This short book is a useful look into what we know about how people in the neolithic, bronze and iron ages, farmed. Beginning with a section on the evidence that archaeologists use to try and piece together the lives of ancient farmers, the book moves on then to look at the development of agriculture and how farming itself took place.
The sections on the development of the earliest ploughs are some of the most interesting, in part because the work is informed by experimental archaeology and farming that takes place at the Butser Ancient Farm. Here they recreate ancient tools and experiment with how the worked. They also try and apply some of what the know of farming to the past, so for instance, archaeological sites with a post hole, surrounded by a depression in the earth may well be sites of ancient hay stacks.

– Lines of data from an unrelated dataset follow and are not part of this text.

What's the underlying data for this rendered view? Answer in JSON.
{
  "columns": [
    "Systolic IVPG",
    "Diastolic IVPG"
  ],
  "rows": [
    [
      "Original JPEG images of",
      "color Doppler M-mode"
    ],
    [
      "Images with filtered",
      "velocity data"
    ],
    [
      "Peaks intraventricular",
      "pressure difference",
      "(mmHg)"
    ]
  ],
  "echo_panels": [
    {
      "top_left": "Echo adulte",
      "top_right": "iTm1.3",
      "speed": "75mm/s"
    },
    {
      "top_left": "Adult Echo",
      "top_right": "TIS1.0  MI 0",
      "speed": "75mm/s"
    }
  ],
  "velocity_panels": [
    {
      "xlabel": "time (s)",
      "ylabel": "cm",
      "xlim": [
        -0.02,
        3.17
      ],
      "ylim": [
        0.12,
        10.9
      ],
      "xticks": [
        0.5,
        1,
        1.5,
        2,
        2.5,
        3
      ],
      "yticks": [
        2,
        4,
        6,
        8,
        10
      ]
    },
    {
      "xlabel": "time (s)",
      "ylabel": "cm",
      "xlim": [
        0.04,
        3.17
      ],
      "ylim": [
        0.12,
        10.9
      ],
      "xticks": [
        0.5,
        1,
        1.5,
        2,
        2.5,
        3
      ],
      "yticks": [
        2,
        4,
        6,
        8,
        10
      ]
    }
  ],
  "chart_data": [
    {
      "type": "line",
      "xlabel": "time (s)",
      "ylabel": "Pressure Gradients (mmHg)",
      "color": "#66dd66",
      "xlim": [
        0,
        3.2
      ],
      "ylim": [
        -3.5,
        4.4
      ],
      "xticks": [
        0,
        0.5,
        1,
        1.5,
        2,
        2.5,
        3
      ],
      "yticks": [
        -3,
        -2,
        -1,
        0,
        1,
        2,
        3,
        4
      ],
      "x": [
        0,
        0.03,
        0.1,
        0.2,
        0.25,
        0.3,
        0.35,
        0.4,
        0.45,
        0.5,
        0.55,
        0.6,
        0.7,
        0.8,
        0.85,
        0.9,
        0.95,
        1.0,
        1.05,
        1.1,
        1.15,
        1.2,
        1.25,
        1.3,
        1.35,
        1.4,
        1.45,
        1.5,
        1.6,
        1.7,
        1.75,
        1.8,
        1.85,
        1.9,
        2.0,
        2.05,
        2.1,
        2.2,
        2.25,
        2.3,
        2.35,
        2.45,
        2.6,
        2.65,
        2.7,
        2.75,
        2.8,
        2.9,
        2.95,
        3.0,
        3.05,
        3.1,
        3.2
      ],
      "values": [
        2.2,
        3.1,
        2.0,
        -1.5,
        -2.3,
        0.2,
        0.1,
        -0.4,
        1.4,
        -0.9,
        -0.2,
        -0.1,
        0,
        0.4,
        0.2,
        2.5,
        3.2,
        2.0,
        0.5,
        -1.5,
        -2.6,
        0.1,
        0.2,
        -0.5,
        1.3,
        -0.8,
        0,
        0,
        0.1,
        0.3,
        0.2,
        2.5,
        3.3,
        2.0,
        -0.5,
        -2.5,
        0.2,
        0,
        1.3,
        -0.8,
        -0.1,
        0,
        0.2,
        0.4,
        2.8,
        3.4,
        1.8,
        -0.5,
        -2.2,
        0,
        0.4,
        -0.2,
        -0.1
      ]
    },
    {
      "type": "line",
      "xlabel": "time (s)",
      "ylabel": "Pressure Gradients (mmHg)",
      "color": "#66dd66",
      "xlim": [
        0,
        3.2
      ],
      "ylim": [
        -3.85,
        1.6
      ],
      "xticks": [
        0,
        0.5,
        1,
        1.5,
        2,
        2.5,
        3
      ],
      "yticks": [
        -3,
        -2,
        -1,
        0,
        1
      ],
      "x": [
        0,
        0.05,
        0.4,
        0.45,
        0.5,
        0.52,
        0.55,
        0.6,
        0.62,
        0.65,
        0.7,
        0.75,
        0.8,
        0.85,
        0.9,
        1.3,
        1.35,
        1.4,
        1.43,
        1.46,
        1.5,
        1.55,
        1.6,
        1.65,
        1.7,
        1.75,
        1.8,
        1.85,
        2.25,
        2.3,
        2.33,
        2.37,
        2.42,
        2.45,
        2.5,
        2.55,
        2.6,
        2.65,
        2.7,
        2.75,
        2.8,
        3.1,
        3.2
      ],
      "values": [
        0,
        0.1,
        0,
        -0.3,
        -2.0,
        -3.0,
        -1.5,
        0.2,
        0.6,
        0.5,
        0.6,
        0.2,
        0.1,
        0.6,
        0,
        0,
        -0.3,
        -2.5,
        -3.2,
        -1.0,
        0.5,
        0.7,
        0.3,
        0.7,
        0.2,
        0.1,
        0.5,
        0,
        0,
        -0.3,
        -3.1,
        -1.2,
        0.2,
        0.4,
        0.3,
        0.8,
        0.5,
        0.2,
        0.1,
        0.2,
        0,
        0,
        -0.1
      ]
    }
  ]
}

In the more recent past, these tended to be made in a similar way, built around a central pole fixed in the earth. Some of this the author points out, may be conjecture, but other evidence is more convincing. The scratch marks on ancient plough tips matching those made after farming with modern copies proving, with little doubt, that this was the original purpose for these tools.
The final chapter deals with the seasonal life of an ancient farming. Unsurprisingly it is very similar to life for many farmers today, in terms of the times of sowing, harvest and ploughing. The tools are different, the scale is different and today farming is driven as much by the profit motive as by the need to feed people, but there is much that remains the same. A useful introduction to this subject.